When Mental Illness Feels Good
When Mental Illness Feels Good
by Sarah Hartshorne, Project UROK Vice President
There are lots of things about my PTSD that I would get rid of if I could: feeling like I got hit by a ton of bricks out of nowhere; being flooded by memories while getting a sandwich; being triggered by a Julia Child’s impression at a comedy show (actually, I wouldn’t change that. That’s hilarious.)
Seeing concrete improvement helps. Knowing how far I’ve come is like a silver lining I can hang onto. After a hard couple of days my husband said, “I know this sucks, but isn’t it nice that we know what’s going on now? That we know what to do?” Which is so true. It used to feel like my brain was full of this terrifying chaos that was always lurking, always lingering, threatening to overtake my day, week, or month at any moment. I was always looking over my shoulder, even when I felt joyful. Knowing how unreliable my mental levees were, how suddenly they could give way to the dark flood that would stain and taint any moment of happiness was exhausting.
But after a lot of therapy and hard work, now it all feels less like an unchained brain monster (dibs on having a band called Unchained Brain Monsters) and more like symptoms. And symptoms can be managed and predicted.
Therapy and hard work paying off feels great, for the most part. And yet.
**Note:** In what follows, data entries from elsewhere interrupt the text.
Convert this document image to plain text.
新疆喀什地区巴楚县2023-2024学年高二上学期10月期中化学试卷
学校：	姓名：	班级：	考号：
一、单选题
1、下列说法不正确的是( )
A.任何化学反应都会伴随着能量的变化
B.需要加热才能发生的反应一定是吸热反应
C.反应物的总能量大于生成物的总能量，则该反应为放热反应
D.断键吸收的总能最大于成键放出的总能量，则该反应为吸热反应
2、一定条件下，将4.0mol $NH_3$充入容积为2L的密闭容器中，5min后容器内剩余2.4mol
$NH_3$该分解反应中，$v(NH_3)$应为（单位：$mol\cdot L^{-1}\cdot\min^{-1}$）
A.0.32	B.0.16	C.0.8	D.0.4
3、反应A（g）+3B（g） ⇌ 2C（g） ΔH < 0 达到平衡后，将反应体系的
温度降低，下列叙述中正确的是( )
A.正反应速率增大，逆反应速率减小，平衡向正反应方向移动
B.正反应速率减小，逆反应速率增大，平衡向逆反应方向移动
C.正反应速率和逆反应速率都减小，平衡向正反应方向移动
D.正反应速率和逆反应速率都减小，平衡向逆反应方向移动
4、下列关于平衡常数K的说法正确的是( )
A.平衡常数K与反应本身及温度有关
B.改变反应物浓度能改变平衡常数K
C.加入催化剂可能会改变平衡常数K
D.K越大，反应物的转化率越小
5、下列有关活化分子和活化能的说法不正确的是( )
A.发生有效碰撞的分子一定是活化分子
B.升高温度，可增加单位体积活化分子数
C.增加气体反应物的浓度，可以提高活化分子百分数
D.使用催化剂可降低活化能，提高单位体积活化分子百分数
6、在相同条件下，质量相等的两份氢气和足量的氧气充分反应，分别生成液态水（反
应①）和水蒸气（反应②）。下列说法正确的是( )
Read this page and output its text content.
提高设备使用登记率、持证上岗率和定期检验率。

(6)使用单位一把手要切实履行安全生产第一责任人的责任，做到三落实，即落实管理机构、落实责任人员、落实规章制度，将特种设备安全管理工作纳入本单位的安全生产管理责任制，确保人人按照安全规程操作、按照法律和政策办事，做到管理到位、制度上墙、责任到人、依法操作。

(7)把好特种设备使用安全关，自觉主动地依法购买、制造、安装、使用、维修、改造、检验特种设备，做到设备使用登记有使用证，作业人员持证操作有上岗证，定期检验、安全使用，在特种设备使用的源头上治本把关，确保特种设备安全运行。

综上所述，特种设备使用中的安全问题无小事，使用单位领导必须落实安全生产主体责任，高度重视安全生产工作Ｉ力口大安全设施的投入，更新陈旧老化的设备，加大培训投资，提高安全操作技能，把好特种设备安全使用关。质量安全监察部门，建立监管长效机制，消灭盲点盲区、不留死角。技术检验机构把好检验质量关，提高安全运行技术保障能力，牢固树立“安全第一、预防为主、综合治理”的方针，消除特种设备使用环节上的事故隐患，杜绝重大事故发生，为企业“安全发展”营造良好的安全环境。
What happens when mental illness, frankly, feels good? When some things are harder to let go of? It feels weird to say, but parts of my mental illness are comforting and easy. Sometimes it feels good.
There are lots of ways mental illness lies to us. It tries to tell us it knows what’s best, that it’s the only thing in the world that knows the truth. In my case, that lie is disassociation. Disassociation is a coping mechanism- when my brain disconnects me from reality. It feels like I’m floating away to a space just above my body, where everything is quiet and calm.
Sometimes, disassociation is totally normal, like if you’re bored or tired or zoning out. But in my case, it’s a reaction that I learned through childhood trauma. Dissociation is one way brains react to real or perceived threats. Since I’m lucky enough to be a white person in America in 2016, the “threats” are almost always imagined. Vanessa Bellew has a great way of explaining how PTSD affects the brain but, in short, the part of my brain that is in charge of the fight or flight reflex becomes convinced that it’s in danger by “triggers” which can be anything; a scent, a stranger’s face, a tone of voice. Since I’m lazy, a pacifist, and can’t actually fly, the way my brain reacts to being told, “FIGHT OR FLIGHT!” is to convince me that I’m not really there. And if I’m not there, I can’t be hurt, right?
Wrong, but you try telling an ostrich to pull its head out of the sand. And disassociating isn’t without consequences. When a brain’s go-to impulse is to detach and dissociate, it fails to learn how to be in the moment and to process emotions. It can also make it very hard to form emotional connections to moments and, therefore, people. I think back to a lot of times people were reaching out and trying to help me, and I was unable to see it at the time because I was so detached from myself and what was happening.
I know that learning to prevent and stop myself from dissociating will make me a happier and healthier person in the long run. And yet.
Disassociating feels great. It’s like being high without the munchies or paranoia. Since I’ve been doing it ever since I was a kid it feels warm, and comfortable, like a security blanket in my brain. Not doing it means processing every emotion that comes my way and dealing with it like some kind of adult.
So how do we let go of those mental security blankets? How do we get rid of what feels good along with the bad?
For me, it’s definitely a work in progress. Part of it has been changing how I think about disassociation. I used to think of it like my brain’s junk food; easy, convenient and bad for me in the long run. But that made it feel like forbidden fruit, and I wouldn’t have lasted a day in the Garden of Eden. Yes, junk food is bad for you, but everything in moderation, including moderation. I think Abraham Lincoln said that.
Thinking about a symptom of PTSD as junk food also left me feeling guilty about how my brain worked, and that’s never constructive. It’s so easy to blame ourselves for our mental illnesses and symptoms, so easy to forget all the good we’ve done and can do. Mental illness is not a crime or a defect.
So I’m trying to think of it like a crutch. There’s no reason to feel guilty for leaning on something when you need it, and learning to walk without it can be hard, but ultimately, hopefully, worth it.